Anderson`s Life in Japan

by Tom Anderson
(Kanagawa, Japan)

Anderson`s Life in Japan

(Kanagawa, Japan)

Anderson`s Anecdotes: A Strange Foreigner`s Take On Life In Japan

A Veteran Teacher`s Advice To Those New To Japan

I have lived in Japan for a long time-almost half my life-and have hopefully gained some insight from my experience working and living in this fascinating country. Here are some ideas which will, hopefully, be useful for those who are new to the Japan teaching scene.

I think that looking after one`s health is vital to living here and so easily neglected. Make sure that you are eating healthy foods regularly. Remember that (wo)man does not live on cup noodles and McDonalds alone. In addition to eating right, it`s also important to get enough rest and exercise. See if you can find a public sports center where you live in which you can exercise for a reasonable price. For example, I do aerobics classes and pay only 500 yen for a one hour class.

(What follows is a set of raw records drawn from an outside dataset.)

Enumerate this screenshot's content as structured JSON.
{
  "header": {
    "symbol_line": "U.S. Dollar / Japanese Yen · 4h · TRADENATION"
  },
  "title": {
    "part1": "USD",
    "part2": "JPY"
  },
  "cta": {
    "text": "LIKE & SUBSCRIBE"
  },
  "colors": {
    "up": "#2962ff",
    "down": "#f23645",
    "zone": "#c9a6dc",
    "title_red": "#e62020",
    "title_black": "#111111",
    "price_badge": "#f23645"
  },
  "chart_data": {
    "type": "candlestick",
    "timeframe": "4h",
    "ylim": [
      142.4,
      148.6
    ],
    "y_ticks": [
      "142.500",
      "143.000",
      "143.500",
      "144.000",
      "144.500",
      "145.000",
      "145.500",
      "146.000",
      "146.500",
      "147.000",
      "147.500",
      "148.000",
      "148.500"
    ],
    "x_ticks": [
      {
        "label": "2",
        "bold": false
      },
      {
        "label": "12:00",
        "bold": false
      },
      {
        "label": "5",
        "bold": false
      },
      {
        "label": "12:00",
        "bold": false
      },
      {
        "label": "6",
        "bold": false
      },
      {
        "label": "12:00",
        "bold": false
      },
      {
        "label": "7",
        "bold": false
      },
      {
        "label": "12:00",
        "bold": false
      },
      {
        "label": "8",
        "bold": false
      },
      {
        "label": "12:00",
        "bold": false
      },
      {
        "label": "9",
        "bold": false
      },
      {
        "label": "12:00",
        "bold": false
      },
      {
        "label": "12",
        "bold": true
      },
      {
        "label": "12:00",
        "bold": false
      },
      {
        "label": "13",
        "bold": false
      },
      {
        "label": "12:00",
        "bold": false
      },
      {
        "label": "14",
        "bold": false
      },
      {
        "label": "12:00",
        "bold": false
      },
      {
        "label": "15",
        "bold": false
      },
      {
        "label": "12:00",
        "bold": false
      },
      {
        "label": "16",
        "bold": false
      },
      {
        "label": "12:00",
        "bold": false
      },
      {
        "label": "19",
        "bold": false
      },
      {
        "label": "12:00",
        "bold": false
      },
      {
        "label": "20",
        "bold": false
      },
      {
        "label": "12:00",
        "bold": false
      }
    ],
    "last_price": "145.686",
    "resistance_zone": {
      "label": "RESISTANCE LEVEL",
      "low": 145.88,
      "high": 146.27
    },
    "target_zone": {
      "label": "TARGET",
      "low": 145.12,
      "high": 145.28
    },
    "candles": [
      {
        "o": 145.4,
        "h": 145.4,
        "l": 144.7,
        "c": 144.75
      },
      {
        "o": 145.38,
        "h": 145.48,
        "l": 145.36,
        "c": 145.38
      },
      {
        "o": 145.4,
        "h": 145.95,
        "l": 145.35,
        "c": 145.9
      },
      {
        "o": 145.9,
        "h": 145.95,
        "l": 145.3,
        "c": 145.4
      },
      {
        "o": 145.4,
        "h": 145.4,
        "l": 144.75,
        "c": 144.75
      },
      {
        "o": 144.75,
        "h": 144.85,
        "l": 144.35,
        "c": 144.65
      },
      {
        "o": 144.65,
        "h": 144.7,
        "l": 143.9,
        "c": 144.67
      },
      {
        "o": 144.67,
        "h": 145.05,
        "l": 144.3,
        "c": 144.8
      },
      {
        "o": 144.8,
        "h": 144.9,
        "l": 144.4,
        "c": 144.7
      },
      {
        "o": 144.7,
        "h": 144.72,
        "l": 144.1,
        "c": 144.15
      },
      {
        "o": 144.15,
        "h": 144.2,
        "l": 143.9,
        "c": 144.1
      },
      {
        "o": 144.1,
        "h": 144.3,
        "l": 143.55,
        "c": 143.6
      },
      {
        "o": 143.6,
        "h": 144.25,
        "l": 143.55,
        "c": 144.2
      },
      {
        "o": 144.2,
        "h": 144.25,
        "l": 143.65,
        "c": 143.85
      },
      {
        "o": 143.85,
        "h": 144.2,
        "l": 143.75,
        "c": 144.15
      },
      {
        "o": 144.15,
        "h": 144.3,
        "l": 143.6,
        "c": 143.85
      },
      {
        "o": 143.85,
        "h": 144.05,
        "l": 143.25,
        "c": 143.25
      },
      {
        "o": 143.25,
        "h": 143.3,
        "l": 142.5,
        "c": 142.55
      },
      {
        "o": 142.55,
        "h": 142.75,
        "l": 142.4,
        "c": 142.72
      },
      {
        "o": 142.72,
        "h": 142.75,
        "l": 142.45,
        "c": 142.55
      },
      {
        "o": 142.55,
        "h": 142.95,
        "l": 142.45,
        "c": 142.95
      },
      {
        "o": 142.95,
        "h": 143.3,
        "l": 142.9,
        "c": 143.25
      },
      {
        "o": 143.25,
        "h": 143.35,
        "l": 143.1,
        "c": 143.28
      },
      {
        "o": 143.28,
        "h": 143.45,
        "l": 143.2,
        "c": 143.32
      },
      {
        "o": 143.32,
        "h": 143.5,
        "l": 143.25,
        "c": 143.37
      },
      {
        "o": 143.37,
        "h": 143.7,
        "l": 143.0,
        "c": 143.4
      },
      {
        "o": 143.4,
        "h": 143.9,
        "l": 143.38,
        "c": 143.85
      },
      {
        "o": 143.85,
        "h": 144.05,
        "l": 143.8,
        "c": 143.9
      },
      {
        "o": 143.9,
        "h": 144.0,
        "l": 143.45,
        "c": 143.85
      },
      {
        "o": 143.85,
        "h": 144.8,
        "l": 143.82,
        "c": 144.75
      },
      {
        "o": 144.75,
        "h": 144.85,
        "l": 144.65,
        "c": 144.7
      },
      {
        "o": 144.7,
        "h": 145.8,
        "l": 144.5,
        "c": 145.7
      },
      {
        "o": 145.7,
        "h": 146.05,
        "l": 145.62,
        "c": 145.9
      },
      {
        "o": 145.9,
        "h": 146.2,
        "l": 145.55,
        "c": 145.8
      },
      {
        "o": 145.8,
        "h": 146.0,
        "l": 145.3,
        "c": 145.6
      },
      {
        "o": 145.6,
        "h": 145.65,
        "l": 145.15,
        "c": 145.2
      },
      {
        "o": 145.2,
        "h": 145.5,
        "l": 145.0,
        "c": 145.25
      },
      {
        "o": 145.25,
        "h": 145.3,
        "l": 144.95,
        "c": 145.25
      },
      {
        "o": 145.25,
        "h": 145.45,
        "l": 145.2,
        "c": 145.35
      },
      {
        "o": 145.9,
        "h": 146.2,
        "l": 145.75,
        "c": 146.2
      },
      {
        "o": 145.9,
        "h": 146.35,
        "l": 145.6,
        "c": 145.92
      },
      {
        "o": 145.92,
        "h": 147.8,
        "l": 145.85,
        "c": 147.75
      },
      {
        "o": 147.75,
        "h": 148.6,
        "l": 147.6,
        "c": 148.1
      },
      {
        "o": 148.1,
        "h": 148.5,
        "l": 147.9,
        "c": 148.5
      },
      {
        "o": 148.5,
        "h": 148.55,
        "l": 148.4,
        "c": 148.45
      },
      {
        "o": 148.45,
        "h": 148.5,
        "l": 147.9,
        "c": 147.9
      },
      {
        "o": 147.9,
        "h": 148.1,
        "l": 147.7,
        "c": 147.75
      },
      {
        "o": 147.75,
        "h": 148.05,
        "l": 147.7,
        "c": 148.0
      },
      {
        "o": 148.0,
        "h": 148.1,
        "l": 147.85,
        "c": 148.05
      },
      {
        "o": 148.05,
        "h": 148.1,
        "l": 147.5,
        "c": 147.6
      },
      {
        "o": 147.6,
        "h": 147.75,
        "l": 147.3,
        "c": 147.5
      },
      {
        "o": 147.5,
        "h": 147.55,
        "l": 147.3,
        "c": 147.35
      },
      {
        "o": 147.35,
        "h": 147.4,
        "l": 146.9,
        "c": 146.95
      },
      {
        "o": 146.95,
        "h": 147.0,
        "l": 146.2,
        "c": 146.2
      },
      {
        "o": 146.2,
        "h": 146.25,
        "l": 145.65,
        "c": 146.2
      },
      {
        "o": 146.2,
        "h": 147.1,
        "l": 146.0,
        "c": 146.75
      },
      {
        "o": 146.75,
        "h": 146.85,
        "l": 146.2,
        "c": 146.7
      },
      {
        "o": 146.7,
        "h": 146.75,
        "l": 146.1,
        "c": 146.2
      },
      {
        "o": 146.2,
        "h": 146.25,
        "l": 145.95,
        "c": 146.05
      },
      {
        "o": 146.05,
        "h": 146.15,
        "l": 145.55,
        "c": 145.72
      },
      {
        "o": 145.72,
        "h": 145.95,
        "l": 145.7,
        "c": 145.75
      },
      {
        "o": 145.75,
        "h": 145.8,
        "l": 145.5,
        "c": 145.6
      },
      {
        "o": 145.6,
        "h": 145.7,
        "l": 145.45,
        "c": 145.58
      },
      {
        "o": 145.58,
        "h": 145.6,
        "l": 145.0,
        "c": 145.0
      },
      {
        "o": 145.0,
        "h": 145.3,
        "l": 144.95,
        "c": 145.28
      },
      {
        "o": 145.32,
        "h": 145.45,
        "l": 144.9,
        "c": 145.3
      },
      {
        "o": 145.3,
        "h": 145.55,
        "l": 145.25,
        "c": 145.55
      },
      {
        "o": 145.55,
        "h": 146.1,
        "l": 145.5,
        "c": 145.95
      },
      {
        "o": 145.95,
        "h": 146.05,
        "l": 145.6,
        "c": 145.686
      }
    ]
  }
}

Your time here will be very interesting if you take the time to learn about Japanese culture. Studying the music, history, festivals, and other cultural items will help you to understand and appreciate your new home more. It will also help you as you study the language.

It is very easy, even in a densely populated country like Japan, to become isolated and lonely. In a group society like Japan it is important to become part of a group yourself. There are many different clubs and organizations you can join here. Check the free weekly Tokyo Metropolis (in print or online). You can find just about every group imaginable-sports, travel, church, etc, etc.

It is natural to want to do your best as a teacher here, and that`s okay but at the same time it`s not good to try to reinvent the wheel. Using a teachers` manual can help you to build a base which you can adapt and add to as you gain experience. Another very important source of ideas is your colleagues. They can give you encouragement and feedback on your ideas and also be a source of new ideas. It`s important as well to get to know the support staff as quite often the secretaries know the most about what`s going on.

5. Classes
I think that it is important to use "tough love" with students. Have a few simple and common sense rules, such as not sleeping, using a cell phone, chatting, etc. Back them up with consequences such as being marked absent if one is sleeping or chatting (after warnings, of course). Make an effort to understand your students-what`s their academic background? Are they English majors? What is their level? Take the time to learn about your students` interests. Even if you don`t like j-pop music, know which groups are popular. Learn about Japanese players in major league baseball or European soccer. Incorporating these into your classes can make a difference.

My last piece of advice is to try not to be too serious about the whole thing. Have a good attitude and enjoy your adventures in the land of the rising sun.